Terri Thomas: We are looking at trends in general, what the solution sets need to be for the government, such as cybersecurity, big data, and analytics. These are critical.
Another trend is that small business goals are really being enforced. The government is looking for higher small business subcontracting percentages from a prime contractor, and they are releasing more bids as small business set‑aside. I think that has affected the industry as a whole, and it’s something we have to adapt to. When small business subcontracting percentages are high, it leaves less space for a large company to be a subcontractor on a team.
So, previously, when two large companies might have teamed up on a bid, that opportunity doesn’t always exist anymore, and now both large companies will often have to compete individually. The government’s receiving more bids, which we are all aware of, and it’s creating a different competitive environment.
We’re working to strengthen our small business partnerships. We were an 8(a) success story. We completely understand the benefits of the small business programs and some of the challenges that small businesses see. I think we’re a very good partner to small businesses and can help them through this. We’re looking to strengthen our mentor‑protege relationships and to be able to work with small businesses as they pursue these small business set‑aside contracts.
What I think will be interesting to watch is how these companies end up graduating from the small business program. When we were in the small business program, the timelines were a little longer, the life cycles of a company were a little longer. You didn’t graduate so quickly. Now that so much work is coming out small business set‑aside, I think it’s possible that some of these companies will grow more rapidly and therefore will graduate more quickly. So in the next four to five years, we’re looking to see if the mid-tier part of the industry expands with more competition because all these small businesses have graduated.

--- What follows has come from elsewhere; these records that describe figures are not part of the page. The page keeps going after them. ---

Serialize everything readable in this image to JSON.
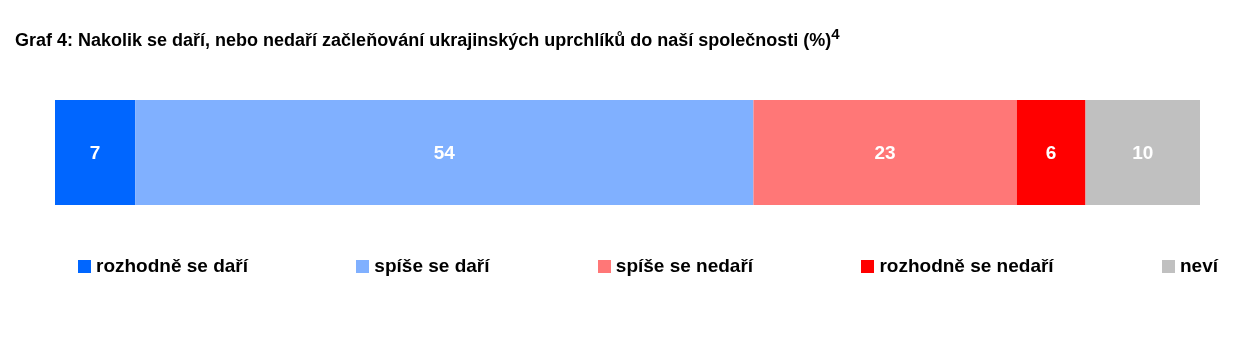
{
  "chart_data": {
    "type": "bar",
    "title": "Graf 4: Nakolik se daří, nebo nedaří začleňování ukrajinských uprchlíků do naší společnosti (%)$^{4}$",
    "categories": [
      null
    ],
    "orientation": "horizontal",
    "stacked": true,
    "data_labels": true,
    "legend": "bottom",
    "series": [
      {
        "name": "rozhodně se daří",
        "color": "#0066ff",
        "values": [
          7
        ]
      },
      {
        "name": "spíše se daří",
        "color": "#80b0ff",
        "values": [
          54
        ]
      },
      {
        "name": "spíše se nedaří",
        "color": "#ff7777",
        "values": [
          23
        ]
      },
      {
        "name": "rozhodně se nedaří",
        "color": "#ff0000",
        "values": [
          6
        ]
      },
      {
        "name": "neví",
        "color": "#c0c0c0",
        "values": [
          10
        ]
      }
    ]
  }
}
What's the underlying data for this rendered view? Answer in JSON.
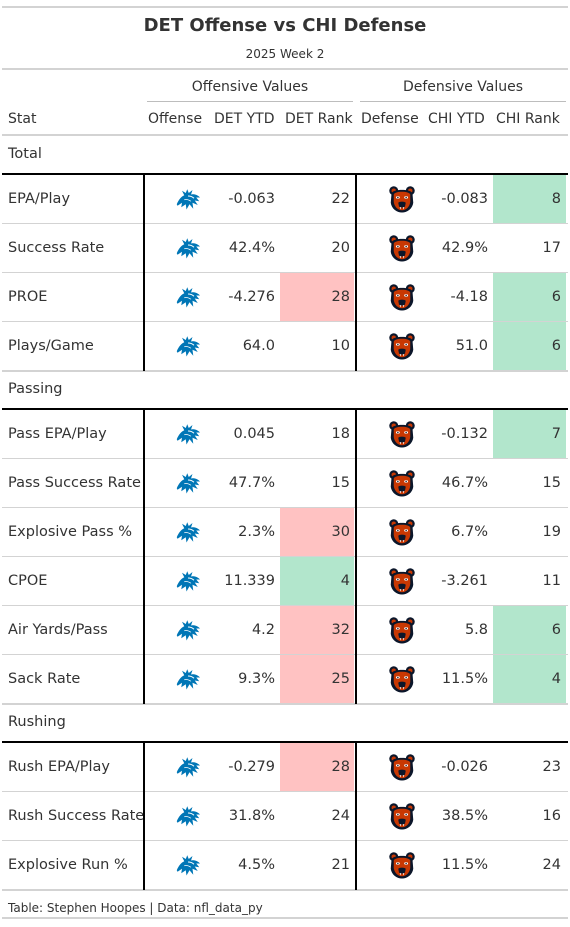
{
  "title": "DET Offense vs CHI Defense",
  "subtitle": "2025 Week 2",
  "spanners": {
    "offense": "Offensive Values",
    "defense": "Defensive Values"
  },
  "columns": {
    "stat": "Stat",
    "offense": "Offense",
    "det_ytd": "DET YTD",
    "det_rank": "DET Rank",
    "defense": "Defense",
    "chi_ytd": "CHI YTD",
    "chi_rank": "CHI Rank"
  },
  "logos": {
    "offense": "detroit-lions-logo",
    "defense": "chicago-bears-logo"
  },
  "colors": {
    "bad_rank": "#ffc2c2",
    "good_rank": "#b2e6cc",
    "lions_blue": "#0076B6",
    "bears_orange": "#C83803",
    "bears_navy": "#0B162A"
  },
  "groups": [
    {
      "label": "Total",
      "rows": [
        {
          "stat": "EPA/Play",
          "det_ytd": "-0.063",
          "det_rank": "22",
          "det_rank_color": "",
          "chi_ytd": "-0.083",
          "chi_rank": "8",
          "chi_rank_color": "green"
        },
        {
          "stat": "Success Rate",
          "det_ytd": "42.4%",
          "det_rank": "20",
          "det_rank_color": "",
          "chi_ytd": "42.9%",
          "chi_rank": "17",
          "chi_rank_color": ""
        },
        {
          "stat": "PROE",
          "det_ytd": "-4.276",
          "det_rank": "28",
          "det_rank_color": "red",
          "chi_ytd": "-4.18",
          "chi_rank": "6",
          "chi_rank_color": "green"
        },
        {
          "stat": "Plays/Game",
          "det_ytd": "64.0",
          "det_rank": "10",
          "det_rank_color": "",
          "chi_ytd": "51.0",
          "chi_rank": "6",
          "chi_rank_color": "green"
        }
      ]
    },
    {
      "label": "Passing",
      "rows": [
        {
          "stat": "Pass EPA/Play",
          "det_ytd": "0.045",
          "det_rank": "18",
          "det_rank_color": "",
          "chi_ytd": "-0.132",
          "chi_rank": "7",
          "chi_rank_color": "green"
        },
        {
          "stat": "Pass Success Rate",
          "det_ytd": "47.7%",
          "det_rank": "15",
          "det_rank_color": "",
          "chi_ytd": "46.7%",
          "chi_rank": "15",
          "chi_rank_color": ""
        },
        {
          "stat": "Explosive Pass %",
          "det_ytd": "2.3%",
          "det_rank": "30",
          "det_rank_color": "red",
          "chi_ytd": "6.7%",
          "chi_rank": "19",
          "chi_rank_color": ""
        },
        {
          "stat": "CPOE",
          "det_ytd": "11.339",
          "det_rank": "4",
          "det_rank_color": "green",
          "chi_ytd": "-3.261",
          "chi_rank": "11",
          "chi_rank_color": ""
        },
        {
          "stat": "Air Yards/Pass",
          "det_ytd": "4.2",
          "det_rank": "32",
          "det_rank_color": "red",
          "chi_ytd": "5.8",
          "chi_rank": "6",
          "chi_rank_color": "green"
        },
        {
          "stat": "Sack Rate",
          "det_ytd": "9.3%",
          "det_rank": "25",
          "det_rank_color": "red",
          "chi_ytd": "11.5%",
          "chi_rank": "4",
          "chi_rank_color": "green"
        }
      ]
    },
    {
      "label": "Rushing",
      "rows": [
        {
          "stat": "Rush EPA/Play",
          "det_ytd": "-0.279",
          "det_rank": "28",
          "det_rank_color": "red",
          "chi_ytd": "-0.026",
          "chi_rank": "23",
          "chi_rank_color": ""
        },
        {
          "stat": "Rush Success Rate",
          "det_ytd": "31.8%",
          "det_rank": "24",
          "det_rank_color": "",
          "chi_ytd": "38.5%",
          "chi_rank": "16",
          "chi_rank_color": ""
        },
        {
          "stat": "Explosive Run %",
          "det_ytd": "4.5%",
          "det_rank": "21",
          "det_rank_color": "",
          "chi_ytd": "11.5%",
          "chi_rank": "24",
          "chi_rank_color": ""
        }
      ]
    }
  ],
  "source_note": "Table: Stephen Hoopes | Data: nfl_data_py",
  "chart_data": {
    "type": "table",
    "title": "DET Offense vs CHI Defense",
    "subtitle": "2025 Week 2",
    "columns": [
      "Stat",
      "Offense",
      "DET YTD",
      "DET Rank",
      "Defense",
      "CHI YTD",
      "CHI Rank"
    ],
    "rows": [
      [
        "EPA/Play",
        "-0.063",
        22,
        "-0.083",
        8
      ],
      [
        "Success Rate",
        "42.4%",
        20,
        "42.9%",
        17
      ],
      [
        "PROE",
        "-4.276",
        28,
        "-4.18",
        6
      ],
      [
        "Plays/Game",
        "64.0",
        10,
        "51.0",
        6
      ],
      [
        "Pass EPA/Play",
        "0.045",
        18,
        "-0.132",
        7
      ],
      [
        "Pass Success Rate",
        "47.7%",
        15,
        "46.7%",
        15
      ],
      [
        "Explosive Pass %",
        "2.3%",
        30,
        "6.7%",
        19
      ],
      [
        "CPOE",
        "11.339",
        4,
        "-3.261",
        11
      ],
      [
        "Air Yards/Pass",
        "4.2",
        32,
        "5.8",
        6
      ],
      [
        "Sack Rate",
        "9.3%",
        25,
        "11.5%",
        4
      ],
      [
        "Rush EPA/Play",
        "-0.279",
        28,
        "-0.026",
        23
      ],
      [
        "Rush Success Rate",
        "31.8%",
        24,
        "38.5%",
        16
      ],
      [
        "Explosive Run %",
        "4.5%",
        21,
        "11.5%",
        24
      ]
    ]
  }
}
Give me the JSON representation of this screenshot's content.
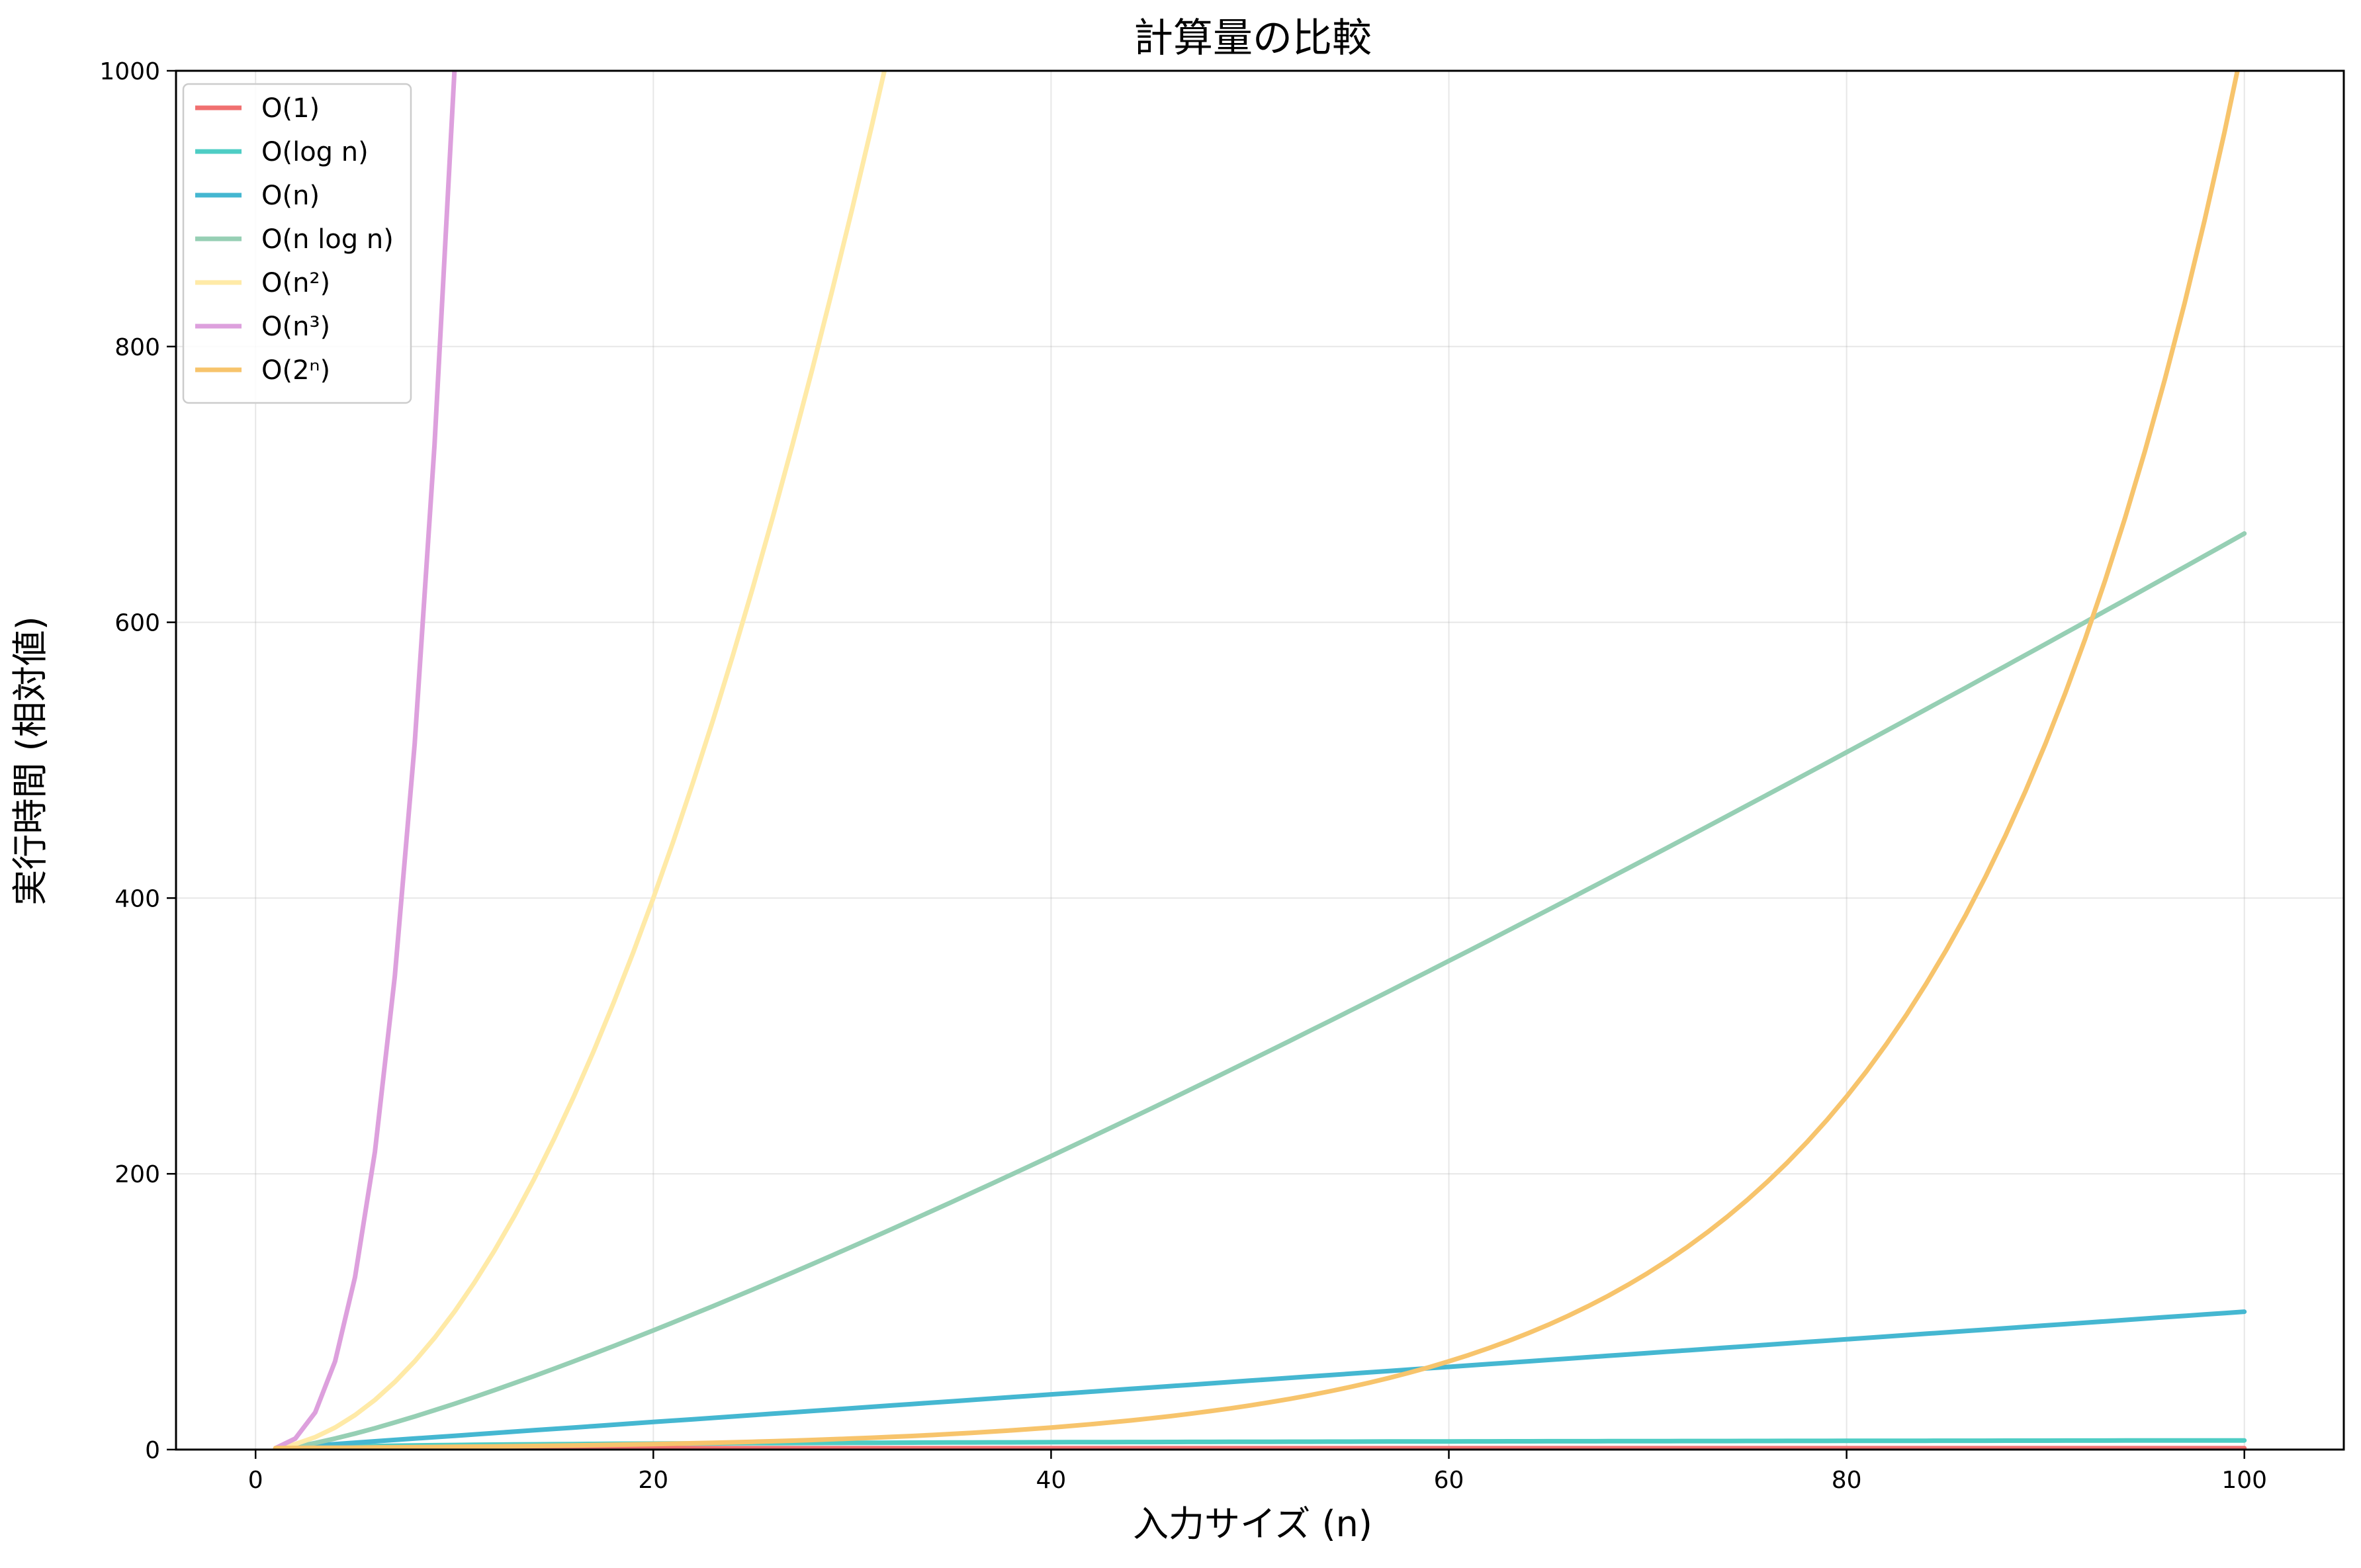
{
  "chart_data": {
    "type": "line",
    "title": "計算量の比較",
    "xlabel": "入力サイズ (n)",
    "ylabel": "実行時間 (相対値)",
    "xlim": [
      -4,
      105
    ],
    "ylim": [
      0,
      1000
    ],
    "xticks": [
      0,
      20,
      40,
      60,
      80,
      100
    ],
    "yticks": [
      0,
      200,
      400,
      600,
      800,
      1000
    ],
    "xtick_labels": [
      "0",
      "20",
      "40",
      "60",
      "80",
      "100"
    ],
    "ytick_labels": [
      "0",
      "200",
      "400",
      "600",
      "800",
      "1000"
    ],
    "grid": true,
    "legend_position": "top-left",
    "n_range": [
      1,
      100
    ],
    "series": [
      {
        "name": "O(1)",
        "kind": "constant",
        "color": "#f07070",
        "x": [
          1,
          100
        ],
        "y": [
          1,
          1
        ]
      },
      {
        "name": "O(log n)",
        "kind": "log2",
        "color": "#4ecdc4",
        "x": [
          1,
          2,
          5,
          10,
          20,
          50,
          100
        ],
        "y": [
          0,
          1,
          2.32,
          3.32,
          4.32,
          5.64,
          6.64
        ]
      },
      {
        "name": "O(n)",
        "kind": "linear",
        "color": "#45b7d1",
        "x": [
          1,
          100
        ],
        "y": [
          1,
          100
        ]
      },
      {
        "name": "O(n log n)",
        "kind": "nlog2n",
        "color": "#96cfb4",
        "x": [
          1,
          10,
          20,
          40,
          60,
          80,
          100
        ],
        "y": [
          0,
          33.2,
          86.4,
          212.9,
          354.4,
          505.8,
          664.4
        ]
      },
      {
        "name": "O(n²)",
        "kind": "quadratic",
        "color": "#ffeaa7",
        "x": [
          1,
          10,
          20,
          30,
          31.6
        ],
        "y": [
          1,
          100,
          400,
          900,
          1000
        ]
      },
      {
        "name": "O(n³)",
        "kind": "cubic",
        "color": "#dda0dd",
        "x": [
          1,
          2,
          4,
          6,
          8,
          10
        ],
        "y": [
          1,
          8,
          64,
          216,
          512,
          1000
        ]
      },
      {
        "name": "O(2ⁿ)",
        "kind": "exp_scaled",
        "color": "#f7c46c",
        "x": [
          20,
          40,
          60,
          80,
          90,
          100
        ],
        "y": [
          4,
          16,
          63,
          252,
          504,
          1000
        ]
      }
    ]
  }
}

ExecutiveBiz: What are you most excited about moving forward?
Terri Thomas: As a company, we are really excited about the SecureForce acquisition. It’s the first for us. We decided to go with a company we had a good relationship with as our first acquisition. We’re interested to see how we can put all of our ideas into action. We are looking at the possibility of additional acquisitions in key markets and to address other trends in the marketplace.
We’re also just excited about this marketplace. We’ve always been a value company. I think we’ve always been really good at actually digging in and rolling up our sleeves and delivering for the government. And I think companies like that should play very well in this price‑sensitive environment.
It’s also just an interesting time as a growing company to be able to go and reach new markets. We’ve just won this IDIQ at DHS. We’ve won an IDIQ at Air Force. And to be able to go out to a diverse client base and show them what we can do, I think is exciting.